When heterogeneity is embraced, researchers can propose variables in advance that might explain effect size heterogeneity, measure them in their study, and aim to explain when effect sizes should be smaller, larger, or run in the opposite direction. For example, Goldberg and colleagues (2019a) recently replicated the same study on a highly contentious issue (climate change) across three sampling platforms (Amazon’s Mechanical Turk, Prime Panels, and Facebook), and found significant heterogeneity, with effect sizes for the same manipulation ranging from d = 0.42 to d = 0.86 using a mixed design and from approximately zero to d = .54 using a between-subjects design. The authors explained that significant differences between samples in education, political ideology, and familiarity with the treatment message likely accounted for differences in effect sizes because more educated, liberal, and familiar participants had higher baseline levels of the dependent variable, thereby leading to ceiling effects or sensitization to the treatment (also see Chandler, Mueller, & Paolacci, 2014; Druckman & Leeper, 2012; Goldberg et al., 2019b).

Instead of concluding that between-sample differences are a product of random noise, embracing heterogeneity as something to be understood may lead to fruitful research questions. For example, although Goldberg et al. (2019a) found that demographics and familiarity with the treatment message were promising explanations for effect size heterogeneity, open questions remain as to whether participants from different sampling platforms (e.g., MTurk vs. Facebook) are different in other fundamental ways, or whether different incentives (e.g., paid vs. unpaid participation) can explain differences in effect sizes.

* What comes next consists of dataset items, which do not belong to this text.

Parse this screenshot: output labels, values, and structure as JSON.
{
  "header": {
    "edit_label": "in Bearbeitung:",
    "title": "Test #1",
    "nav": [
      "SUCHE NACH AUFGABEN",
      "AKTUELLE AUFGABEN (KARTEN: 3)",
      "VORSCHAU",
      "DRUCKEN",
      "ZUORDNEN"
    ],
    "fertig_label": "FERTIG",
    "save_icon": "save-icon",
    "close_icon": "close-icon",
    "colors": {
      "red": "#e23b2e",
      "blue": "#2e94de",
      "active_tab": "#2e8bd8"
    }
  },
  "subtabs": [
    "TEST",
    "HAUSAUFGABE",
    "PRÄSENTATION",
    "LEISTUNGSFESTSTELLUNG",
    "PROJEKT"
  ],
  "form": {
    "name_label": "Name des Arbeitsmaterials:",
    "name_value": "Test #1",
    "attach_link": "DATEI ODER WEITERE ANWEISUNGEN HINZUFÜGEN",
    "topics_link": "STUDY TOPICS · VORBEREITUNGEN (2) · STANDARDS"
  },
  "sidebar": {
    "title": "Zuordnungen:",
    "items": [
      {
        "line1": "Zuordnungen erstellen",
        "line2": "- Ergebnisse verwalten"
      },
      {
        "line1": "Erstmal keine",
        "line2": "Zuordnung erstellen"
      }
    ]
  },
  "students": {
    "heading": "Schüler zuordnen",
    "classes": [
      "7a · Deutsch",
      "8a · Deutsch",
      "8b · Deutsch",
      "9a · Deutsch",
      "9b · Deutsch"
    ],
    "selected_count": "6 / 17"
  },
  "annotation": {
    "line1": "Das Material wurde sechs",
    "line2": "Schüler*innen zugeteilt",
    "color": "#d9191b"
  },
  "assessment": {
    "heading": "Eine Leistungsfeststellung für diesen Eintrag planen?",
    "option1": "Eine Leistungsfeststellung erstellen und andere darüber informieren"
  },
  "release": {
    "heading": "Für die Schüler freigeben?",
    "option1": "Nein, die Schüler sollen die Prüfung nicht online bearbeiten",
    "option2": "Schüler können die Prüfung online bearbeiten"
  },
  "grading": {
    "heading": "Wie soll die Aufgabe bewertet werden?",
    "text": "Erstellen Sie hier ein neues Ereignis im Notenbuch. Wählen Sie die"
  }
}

A similar approach can be used to understand heterogeneity in ML2 and other large-scale replication efforts. For example, although the heterogeneity (I² = 37%) for Zaval et al. (2014) on heat priming is surprising given the many null effects, an alternative explanation is that the relationship between perceptions of heat and public opinion about climate change is highly context-dependent. For example, Hornsey, Harris, and Fielding (2018) found that the relationship between political ideology and climate change skepticism is emphasized by the political culture in the United States, but this relationship was weak in 24 other countries they examined, thereby pointing to the importance of political culture. A perspectivist approach to the research question would consider whether the findings are limited to certain cultural or political contexts. This aids theory development because it goes beyond the presence or absence of the effect, but rather asks whether the effect exists and in which contexts and under which historical, political, or cultural circumstances the effect is more or less likely to emerge.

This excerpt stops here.